Benner wrote to the attorney general's office in December, saying he did not want a clemency hearing. Besides raising concerns about the process, he said he was worried about causing his victims' families more pain.

``Also I feel that my participation in a clemency hearing would add further stress to those already suffering because of my actions, and I do not want to do this to anyone,'' he wrote.

Benner recently released a statement saying he would not grant any interviews.

``I will not comment further, other than I underestimated the power of drugs and in doing so I committed horrific crimes and caused untold and unimaginable pain to many people -- both to people who knew and loved me, and to people to whom I was a terrifying, dangerous stranger,'' he wrote.

Benner said he will address the families of the two women he murdered -- Trina Bowser and Cynthia Sedgwick -- at his execution.

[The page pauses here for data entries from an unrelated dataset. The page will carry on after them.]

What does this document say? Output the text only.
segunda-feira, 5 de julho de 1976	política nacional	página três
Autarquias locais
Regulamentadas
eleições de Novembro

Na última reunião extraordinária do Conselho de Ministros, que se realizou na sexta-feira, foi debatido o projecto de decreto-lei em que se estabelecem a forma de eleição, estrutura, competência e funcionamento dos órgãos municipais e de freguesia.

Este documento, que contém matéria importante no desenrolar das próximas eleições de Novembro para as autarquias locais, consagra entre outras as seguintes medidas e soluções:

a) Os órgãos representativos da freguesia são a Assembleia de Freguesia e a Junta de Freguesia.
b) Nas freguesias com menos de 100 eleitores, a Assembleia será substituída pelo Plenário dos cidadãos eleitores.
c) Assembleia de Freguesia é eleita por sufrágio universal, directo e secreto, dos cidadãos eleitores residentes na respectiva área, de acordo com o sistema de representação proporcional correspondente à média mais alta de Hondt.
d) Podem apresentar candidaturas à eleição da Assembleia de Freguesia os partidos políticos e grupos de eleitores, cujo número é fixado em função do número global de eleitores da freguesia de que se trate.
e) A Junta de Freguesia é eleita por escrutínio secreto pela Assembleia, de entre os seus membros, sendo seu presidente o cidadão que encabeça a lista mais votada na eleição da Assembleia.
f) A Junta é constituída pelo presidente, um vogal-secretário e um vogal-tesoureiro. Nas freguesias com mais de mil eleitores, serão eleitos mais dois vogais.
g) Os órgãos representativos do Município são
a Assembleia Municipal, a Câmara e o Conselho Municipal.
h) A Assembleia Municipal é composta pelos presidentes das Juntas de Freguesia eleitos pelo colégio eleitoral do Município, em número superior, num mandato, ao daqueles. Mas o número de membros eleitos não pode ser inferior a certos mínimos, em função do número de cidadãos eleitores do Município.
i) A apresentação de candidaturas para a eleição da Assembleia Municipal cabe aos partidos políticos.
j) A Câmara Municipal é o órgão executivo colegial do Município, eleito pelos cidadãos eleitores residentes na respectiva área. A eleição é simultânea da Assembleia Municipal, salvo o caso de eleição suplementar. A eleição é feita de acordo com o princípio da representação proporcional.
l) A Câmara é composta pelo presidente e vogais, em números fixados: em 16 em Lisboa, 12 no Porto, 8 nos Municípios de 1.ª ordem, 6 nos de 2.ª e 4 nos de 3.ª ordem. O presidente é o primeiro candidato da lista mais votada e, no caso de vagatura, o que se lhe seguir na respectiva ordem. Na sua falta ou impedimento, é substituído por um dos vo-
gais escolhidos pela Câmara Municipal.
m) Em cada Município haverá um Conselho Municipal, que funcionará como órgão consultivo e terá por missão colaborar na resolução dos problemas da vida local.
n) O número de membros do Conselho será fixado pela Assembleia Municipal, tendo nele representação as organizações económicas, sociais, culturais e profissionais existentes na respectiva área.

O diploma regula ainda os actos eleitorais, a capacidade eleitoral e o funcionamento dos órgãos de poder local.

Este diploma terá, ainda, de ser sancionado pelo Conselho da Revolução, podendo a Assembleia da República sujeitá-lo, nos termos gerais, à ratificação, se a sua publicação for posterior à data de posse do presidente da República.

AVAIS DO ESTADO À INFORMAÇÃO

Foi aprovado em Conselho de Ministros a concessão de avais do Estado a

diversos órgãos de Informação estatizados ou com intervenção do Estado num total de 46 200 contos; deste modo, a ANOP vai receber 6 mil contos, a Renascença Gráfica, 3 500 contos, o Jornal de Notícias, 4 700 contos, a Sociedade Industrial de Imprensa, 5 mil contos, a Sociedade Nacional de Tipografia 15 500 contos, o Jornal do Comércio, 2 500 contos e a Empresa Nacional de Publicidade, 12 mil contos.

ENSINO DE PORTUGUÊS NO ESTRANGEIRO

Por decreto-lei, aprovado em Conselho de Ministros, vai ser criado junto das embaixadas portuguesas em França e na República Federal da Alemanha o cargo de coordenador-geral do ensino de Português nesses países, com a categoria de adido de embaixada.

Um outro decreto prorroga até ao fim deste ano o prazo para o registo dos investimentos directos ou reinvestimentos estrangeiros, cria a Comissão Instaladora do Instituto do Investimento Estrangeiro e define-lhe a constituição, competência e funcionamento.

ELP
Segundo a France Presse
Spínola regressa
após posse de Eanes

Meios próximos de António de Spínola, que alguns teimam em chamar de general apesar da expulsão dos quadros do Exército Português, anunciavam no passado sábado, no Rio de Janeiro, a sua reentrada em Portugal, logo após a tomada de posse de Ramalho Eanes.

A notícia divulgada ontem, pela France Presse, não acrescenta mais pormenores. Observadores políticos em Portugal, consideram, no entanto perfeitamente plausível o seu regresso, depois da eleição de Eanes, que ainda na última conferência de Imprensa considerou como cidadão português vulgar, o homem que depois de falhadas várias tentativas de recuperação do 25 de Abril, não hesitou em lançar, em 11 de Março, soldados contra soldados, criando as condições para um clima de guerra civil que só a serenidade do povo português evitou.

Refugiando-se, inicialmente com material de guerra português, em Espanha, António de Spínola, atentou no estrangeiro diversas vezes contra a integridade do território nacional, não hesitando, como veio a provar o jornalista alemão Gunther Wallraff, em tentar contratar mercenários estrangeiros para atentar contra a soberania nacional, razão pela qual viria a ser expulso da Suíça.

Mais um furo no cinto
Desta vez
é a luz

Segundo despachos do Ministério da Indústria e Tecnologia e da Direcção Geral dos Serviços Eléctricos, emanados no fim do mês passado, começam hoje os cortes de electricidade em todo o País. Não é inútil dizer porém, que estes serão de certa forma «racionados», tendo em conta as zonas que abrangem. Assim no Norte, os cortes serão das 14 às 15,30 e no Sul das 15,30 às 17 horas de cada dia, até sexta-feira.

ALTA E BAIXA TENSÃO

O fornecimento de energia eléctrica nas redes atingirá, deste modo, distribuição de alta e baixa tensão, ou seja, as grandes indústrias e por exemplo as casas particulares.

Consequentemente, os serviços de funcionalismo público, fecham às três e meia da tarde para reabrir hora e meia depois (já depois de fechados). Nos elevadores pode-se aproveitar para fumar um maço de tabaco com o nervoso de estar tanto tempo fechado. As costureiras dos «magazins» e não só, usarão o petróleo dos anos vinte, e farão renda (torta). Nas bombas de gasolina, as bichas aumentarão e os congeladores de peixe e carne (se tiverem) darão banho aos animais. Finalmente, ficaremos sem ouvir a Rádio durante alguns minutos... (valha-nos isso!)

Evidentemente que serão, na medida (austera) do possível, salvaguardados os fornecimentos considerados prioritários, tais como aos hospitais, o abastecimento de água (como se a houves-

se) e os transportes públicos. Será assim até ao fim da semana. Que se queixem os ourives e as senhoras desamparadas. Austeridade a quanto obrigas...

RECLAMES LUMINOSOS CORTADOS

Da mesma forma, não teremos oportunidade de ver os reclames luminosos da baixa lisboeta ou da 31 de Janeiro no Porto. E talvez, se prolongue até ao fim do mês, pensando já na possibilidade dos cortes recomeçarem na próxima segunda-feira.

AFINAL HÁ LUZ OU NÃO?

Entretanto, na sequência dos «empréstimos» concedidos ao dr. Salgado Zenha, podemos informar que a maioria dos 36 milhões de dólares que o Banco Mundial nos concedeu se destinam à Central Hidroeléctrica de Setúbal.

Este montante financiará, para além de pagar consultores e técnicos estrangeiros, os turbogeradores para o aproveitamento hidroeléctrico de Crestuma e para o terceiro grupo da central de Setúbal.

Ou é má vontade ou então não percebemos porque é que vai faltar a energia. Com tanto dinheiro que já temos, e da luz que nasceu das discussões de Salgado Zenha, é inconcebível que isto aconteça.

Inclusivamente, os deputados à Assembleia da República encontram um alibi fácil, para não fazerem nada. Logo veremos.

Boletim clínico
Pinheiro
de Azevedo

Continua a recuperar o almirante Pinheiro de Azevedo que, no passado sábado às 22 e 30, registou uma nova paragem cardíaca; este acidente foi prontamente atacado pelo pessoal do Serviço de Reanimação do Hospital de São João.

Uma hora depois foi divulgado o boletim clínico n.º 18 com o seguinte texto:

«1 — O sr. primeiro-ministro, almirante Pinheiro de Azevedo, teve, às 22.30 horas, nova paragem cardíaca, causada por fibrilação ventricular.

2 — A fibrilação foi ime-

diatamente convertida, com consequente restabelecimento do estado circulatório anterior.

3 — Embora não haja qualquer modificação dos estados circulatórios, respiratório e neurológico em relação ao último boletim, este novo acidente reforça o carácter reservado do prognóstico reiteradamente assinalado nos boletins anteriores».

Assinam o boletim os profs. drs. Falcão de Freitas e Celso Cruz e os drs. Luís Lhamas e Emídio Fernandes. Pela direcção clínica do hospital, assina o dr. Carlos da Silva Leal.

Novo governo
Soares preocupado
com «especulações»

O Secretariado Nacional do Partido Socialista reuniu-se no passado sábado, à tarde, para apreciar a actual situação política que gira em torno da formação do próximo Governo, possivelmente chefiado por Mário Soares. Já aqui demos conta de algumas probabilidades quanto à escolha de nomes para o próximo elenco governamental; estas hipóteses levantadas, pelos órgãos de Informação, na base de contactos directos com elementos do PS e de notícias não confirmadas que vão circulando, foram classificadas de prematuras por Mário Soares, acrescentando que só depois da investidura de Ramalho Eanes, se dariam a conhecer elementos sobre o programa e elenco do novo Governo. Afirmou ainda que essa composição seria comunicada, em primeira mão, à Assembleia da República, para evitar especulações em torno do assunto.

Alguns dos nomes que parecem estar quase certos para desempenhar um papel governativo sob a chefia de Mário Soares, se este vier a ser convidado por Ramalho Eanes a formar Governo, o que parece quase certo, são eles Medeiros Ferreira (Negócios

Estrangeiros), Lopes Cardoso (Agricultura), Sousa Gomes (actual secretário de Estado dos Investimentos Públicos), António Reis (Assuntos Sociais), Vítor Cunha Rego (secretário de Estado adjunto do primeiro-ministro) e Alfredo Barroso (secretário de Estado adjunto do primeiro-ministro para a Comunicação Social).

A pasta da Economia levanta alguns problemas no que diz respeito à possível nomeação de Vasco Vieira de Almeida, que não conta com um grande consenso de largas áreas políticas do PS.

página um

A psychological evaluation of Benner before his trial found that he regularly abused alcohol and marijuana, experimented with other drugs, and was probably under the influence when he committed his crimes.

``It is quite likely that he was in a state of intoxication, which would be expected to reduce his behavior controls,'' Dr. James Siddall, a Norton psychologist, wrote in his evaluation.

McGarry said Benner partly faults substance abuse for his actions. ``He doesn't blame anybody but himself,'' she said. ``He admits that drugs had a lot to do with the behavior that went on.''

If Benner had his way, McGarry said, he would prefer no coverage of his execution.

``That would be fine with him, frankly,'' she said.